Quick and Easy Kale Black Eyed Pea Soup 
Serves 4-6 
Ingredients:
4 c. chicken or turkey stock or broth
1 c. dry black eyed peas
3/4 c. carrot, chopped
3/4 c. onion, chopped
1 bunch kale, rough chopped
1 package kielbasa, cut in one inch slices
salt & pepper to taste

Directions:
Place first four ingredients in pressure cooker, pressure cook high 20 minutes. Release pressure, add kale and kielbasa. Pressure cook high 5 minutes. Check beans and kale, cook longer if necessary- (ours were a little overdone at 30 minutes, oops). Adjust salt and pepper. Bon Apetit!

Tuesday, February 6, 2018

Pantry Granola Bars Part 2

Yum
This is a continuation of my Pantry Granola Bar post. I finally used up the cacao nibs and chia seeds. I want to buy some more cacao nibs, though, those things are delicious in granola bars!

I think the great thing about this approach is it gives you an idea of the different kinds of things you can add into granola bars. Some say this is the wave of the future for cooking - instead of recipes, there are just ingredient ideas and you make up your own thing. This is my third effort making granola bars without measuring anything and each one has turned out great. 

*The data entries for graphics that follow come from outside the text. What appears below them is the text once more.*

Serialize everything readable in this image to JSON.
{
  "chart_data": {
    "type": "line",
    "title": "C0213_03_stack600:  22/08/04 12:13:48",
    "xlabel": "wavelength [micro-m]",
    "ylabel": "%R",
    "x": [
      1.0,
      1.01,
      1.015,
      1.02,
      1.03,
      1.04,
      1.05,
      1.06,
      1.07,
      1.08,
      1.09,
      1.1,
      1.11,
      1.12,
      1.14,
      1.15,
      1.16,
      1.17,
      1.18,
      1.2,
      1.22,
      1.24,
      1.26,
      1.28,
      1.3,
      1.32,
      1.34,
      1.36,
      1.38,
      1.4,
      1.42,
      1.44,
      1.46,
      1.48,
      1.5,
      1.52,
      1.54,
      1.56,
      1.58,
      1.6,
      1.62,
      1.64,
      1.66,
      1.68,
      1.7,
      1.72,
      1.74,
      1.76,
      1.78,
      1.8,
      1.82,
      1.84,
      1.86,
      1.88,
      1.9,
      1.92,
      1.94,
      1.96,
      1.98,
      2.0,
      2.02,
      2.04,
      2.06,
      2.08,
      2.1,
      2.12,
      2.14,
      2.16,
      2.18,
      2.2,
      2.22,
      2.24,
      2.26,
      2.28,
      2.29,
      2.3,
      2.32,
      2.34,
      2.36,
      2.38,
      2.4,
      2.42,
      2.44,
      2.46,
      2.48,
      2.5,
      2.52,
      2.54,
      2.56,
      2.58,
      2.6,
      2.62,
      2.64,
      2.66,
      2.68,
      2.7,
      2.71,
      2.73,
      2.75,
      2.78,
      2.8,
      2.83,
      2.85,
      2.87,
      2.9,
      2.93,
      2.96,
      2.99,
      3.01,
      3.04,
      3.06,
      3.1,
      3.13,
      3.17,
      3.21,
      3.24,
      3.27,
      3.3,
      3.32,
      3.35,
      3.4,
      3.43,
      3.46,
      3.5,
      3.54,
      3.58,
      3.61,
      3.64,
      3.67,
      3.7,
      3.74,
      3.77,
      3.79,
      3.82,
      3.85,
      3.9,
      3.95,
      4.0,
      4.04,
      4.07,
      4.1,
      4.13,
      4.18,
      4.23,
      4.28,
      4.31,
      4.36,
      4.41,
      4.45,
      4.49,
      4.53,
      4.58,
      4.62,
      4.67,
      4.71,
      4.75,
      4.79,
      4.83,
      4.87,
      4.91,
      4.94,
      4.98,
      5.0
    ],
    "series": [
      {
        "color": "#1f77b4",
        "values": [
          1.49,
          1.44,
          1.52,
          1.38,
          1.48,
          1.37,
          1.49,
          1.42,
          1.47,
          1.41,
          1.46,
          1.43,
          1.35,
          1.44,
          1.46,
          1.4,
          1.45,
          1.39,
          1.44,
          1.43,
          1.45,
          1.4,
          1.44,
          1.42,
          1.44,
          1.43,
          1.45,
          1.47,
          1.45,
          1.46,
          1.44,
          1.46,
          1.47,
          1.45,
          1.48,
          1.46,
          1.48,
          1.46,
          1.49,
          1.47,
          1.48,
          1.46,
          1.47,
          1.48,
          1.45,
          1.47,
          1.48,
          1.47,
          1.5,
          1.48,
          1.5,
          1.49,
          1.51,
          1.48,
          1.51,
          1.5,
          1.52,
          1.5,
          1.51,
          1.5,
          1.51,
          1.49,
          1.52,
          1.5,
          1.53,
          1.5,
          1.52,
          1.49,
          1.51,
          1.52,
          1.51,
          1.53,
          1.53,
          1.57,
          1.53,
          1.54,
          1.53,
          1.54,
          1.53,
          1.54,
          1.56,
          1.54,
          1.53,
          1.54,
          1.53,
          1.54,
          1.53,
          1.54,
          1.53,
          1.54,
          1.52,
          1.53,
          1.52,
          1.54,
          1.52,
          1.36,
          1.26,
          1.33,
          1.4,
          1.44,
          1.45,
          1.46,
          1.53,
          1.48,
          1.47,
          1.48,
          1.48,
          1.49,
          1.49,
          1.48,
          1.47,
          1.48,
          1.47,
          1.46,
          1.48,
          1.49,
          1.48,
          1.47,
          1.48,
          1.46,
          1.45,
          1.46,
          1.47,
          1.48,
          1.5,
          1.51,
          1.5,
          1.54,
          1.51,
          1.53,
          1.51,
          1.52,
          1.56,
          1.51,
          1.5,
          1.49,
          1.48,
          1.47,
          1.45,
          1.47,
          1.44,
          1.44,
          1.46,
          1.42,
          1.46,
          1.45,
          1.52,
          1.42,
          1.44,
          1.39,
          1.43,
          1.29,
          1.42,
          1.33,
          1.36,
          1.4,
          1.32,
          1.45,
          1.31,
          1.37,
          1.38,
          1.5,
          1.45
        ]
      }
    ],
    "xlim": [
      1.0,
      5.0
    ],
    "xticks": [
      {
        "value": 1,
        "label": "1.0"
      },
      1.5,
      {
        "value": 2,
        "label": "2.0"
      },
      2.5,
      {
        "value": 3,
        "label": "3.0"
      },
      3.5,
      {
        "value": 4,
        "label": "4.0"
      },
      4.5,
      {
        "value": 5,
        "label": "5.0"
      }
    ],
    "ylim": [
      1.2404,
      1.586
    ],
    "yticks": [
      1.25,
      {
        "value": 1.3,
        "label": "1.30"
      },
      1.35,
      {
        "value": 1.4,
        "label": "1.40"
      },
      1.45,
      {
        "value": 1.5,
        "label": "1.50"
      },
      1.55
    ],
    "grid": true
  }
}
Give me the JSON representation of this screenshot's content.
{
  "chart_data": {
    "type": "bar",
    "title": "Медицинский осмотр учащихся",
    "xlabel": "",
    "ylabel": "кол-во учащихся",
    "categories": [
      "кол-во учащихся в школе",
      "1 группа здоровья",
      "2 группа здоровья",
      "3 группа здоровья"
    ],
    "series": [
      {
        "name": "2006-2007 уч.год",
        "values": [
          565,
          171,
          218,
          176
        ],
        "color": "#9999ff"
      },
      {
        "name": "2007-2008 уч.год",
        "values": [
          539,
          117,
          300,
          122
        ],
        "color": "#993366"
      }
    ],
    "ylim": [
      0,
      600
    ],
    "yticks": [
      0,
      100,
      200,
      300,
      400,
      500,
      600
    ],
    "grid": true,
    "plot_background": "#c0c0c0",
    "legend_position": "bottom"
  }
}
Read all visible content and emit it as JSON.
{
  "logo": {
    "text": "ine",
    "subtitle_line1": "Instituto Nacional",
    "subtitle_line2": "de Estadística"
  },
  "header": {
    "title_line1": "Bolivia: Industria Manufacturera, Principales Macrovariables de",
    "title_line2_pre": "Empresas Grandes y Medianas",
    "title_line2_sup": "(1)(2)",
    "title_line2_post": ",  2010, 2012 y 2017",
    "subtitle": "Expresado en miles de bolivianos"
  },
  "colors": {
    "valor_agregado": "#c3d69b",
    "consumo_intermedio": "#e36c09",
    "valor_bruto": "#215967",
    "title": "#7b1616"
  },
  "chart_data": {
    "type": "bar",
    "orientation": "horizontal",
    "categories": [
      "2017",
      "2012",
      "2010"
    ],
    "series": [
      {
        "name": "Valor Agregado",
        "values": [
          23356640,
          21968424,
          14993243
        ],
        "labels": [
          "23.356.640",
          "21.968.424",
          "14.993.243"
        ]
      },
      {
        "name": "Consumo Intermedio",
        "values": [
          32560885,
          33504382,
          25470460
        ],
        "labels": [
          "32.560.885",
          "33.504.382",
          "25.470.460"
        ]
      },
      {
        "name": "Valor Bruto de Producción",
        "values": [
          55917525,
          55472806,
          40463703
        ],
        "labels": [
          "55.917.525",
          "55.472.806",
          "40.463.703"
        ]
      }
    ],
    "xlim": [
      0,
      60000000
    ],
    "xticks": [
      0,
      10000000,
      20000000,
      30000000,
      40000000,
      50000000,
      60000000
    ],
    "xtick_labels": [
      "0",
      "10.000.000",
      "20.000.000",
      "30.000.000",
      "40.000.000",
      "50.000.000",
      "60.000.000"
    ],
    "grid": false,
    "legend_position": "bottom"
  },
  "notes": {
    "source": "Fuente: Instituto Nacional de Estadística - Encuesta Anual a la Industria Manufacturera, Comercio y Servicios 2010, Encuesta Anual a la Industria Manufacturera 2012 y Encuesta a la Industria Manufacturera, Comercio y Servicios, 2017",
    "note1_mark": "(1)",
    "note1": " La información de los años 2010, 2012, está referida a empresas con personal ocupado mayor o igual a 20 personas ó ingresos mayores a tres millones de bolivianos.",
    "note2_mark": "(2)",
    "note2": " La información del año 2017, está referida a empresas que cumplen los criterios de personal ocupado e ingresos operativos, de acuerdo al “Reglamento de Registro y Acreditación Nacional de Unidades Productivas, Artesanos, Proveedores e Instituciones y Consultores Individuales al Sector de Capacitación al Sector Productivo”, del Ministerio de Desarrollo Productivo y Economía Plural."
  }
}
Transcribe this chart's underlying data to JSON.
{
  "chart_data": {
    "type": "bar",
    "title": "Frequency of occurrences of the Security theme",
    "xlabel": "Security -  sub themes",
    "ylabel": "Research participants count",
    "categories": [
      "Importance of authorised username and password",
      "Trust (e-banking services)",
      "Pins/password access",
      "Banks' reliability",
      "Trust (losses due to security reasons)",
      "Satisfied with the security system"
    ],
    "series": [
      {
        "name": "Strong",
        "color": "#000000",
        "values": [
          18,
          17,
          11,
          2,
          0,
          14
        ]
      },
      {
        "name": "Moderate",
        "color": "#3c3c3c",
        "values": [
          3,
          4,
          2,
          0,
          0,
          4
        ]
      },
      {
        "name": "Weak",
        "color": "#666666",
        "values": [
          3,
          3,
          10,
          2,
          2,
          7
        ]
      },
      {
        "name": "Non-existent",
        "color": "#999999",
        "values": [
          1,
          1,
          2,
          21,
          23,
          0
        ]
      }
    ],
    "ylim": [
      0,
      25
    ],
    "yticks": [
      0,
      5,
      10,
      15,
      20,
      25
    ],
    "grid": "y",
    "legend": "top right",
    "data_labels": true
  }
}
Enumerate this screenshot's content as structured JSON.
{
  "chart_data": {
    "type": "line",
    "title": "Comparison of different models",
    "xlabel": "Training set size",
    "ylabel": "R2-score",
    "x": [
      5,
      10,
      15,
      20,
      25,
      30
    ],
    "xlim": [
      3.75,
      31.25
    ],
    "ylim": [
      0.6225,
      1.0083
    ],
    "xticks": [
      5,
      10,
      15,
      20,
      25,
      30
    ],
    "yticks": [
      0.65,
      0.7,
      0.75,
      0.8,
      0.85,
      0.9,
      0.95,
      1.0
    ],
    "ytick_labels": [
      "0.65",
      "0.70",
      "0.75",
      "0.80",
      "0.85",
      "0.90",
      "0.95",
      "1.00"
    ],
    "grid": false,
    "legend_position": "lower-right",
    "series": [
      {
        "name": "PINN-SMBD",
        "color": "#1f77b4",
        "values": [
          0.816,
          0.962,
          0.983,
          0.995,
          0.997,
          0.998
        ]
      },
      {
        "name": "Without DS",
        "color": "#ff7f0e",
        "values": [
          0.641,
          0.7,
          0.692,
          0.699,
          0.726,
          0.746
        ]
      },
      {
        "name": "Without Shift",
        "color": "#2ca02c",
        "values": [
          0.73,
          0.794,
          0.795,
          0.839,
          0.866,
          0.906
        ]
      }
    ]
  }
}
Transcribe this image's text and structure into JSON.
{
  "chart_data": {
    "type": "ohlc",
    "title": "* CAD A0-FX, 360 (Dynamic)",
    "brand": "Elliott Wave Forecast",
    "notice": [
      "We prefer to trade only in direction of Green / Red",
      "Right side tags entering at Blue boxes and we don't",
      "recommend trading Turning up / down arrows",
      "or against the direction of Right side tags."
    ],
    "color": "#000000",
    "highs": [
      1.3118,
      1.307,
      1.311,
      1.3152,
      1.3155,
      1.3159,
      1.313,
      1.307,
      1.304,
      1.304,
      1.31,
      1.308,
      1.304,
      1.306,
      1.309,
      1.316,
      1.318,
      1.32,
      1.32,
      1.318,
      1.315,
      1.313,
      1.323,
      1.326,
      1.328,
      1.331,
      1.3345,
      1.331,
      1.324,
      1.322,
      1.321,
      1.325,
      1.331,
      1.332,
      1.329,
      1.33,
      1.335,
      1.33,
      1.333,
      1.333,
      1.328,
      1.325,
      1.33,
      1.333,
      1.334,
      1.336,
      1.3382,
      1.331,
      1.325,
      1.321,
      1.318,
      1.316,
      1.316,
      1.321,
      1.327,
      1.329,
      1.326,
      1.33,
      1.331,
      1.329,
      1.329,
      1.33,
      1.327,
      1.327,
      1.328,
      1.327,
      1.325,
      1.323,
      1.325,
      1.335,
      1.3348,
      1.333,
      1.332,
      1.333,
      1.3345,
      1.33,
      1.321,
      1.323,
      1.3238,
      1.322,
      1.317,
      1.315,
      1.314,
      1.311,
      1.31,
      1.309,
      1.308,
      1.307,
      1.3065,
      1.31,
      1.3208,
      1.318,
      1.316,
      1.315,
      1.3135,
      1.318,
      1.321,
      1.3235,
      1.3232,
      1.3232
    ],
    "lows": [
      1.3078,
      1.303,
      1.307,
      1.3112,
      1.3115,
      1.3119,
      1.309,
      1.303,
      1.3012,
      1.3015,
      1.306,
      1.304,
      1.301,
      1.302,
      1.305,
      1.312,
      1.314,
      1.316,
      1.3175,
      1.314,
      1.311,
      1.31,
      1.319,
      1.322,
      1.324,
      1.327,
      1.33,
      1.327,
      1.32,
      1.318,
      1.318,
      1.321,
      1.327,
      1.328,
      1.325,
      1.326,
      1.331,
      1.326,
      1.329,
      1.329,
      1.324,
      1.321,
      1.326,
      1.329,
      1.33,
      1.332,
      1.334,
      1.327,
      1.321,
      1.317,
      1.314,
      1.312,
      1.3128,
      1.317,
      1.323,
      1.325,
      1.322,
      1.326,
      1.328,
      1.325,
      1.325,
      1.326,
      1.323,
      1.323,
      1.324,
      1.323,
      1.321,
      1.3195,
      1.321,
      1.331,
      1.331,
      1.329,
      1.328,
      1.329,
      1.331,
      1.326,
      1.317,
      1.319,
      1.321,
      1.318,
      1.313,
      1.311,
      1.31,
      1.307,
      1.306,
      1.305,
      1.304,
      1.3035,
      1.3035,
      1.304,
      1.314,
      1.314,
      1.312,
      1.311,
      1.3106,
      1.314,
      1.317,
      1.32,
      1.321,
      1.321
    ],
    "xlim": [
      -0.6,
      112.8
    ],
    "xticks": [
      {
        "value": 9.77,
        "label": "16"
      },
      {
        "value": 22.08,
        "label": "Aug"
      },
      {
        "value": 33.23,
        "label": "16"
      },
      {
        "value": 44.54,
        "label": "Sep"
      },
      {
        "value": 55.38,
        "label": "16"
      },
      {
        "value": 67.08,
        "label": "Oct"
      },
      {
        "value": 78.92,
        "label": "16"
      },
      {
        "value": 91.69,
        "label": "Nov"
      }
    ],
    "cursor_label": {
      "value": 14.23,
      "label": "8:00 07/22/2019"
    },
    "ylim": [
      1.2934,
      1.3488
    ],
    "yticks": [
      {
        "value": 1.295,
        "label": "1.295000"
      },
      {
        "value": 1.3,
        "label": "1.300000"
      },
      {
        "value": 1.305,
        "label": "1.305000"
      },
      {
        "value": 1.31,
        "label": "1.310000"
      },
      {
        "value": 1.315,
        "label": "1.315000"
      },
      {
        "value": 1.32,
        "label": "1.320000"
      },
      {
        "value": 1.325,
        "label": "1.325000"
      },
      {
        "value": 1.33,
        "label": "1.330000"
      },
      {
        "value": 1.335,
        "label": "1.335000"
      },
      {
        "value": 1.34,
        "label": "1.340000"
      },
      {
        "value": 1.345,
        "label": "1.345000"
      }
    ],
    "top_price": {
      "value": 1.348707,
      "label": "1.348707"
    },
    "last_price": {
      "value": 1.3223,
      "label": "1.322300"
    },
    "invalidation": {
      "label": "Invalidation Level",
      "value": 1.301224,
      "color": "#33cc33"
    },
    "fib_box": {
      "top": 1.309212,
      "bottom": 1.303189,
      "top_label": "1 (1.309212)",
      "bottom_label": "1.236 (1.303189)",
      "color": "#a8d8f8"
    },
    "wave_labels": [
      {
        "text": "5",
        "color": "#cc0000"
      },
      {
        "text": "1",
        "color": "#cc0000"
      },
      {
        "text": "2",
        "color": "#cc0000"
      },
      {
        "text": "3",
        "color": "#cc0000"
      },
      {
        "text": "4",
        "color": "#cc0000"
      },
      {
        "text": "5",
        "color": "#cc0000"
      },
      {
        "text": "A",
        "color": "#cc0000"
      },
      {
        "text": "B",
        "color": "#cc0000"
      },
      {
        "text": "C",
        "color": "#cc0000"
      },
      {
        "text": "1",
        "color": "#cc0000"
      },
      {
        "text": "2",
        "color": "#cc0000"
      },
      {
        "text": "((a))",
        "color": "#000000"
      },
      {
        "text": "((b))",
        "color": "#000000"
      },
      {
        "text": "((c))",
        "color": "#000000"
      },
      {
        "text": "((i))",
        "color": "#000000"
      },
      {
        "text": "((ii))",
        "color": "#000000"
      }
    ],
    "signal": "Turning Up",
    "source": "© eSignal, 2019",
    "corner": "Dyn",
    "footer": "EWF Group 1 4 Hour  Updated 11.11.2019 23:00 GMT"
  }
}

Doing some quick research on the ingredients I used for these bars, these are huge with fiber and loaded with magnesium, manganese, and other minerals. Quinoa and cacao nibs have tons of iron. The cinnamon, tart cherries, and oatmeal are antioxidants to help keep you cancer free, plus cinnamon, chia seeds, and many of the other ingredients help with blood sugar regulation. 


Ingredient ideas:

Dry:
Rolled oats
Chia seeds
Cacao nibs
Walnuts
Tart cherries
Quinoa

Wet:
Honey sunflower butter
Maple syrup
Cinnamon

Directions:

I followed the same approach as last time - add wet to dry and mix, put into a jelly roll pan lined with parchment, bake at 350F for 20 minutes. This time we cut them while they were still warm and that helped get a uniform shape and was a lot easier. 


More variations: 


  1. If you want soft and chewy granola bars, then try the following: Toast the oats and nuts before adding the liquid in, chill in the fridge until set, cut and wrap individually. They will be gooey and delicious. You can cut them and eat as is. They might be a bit sticky.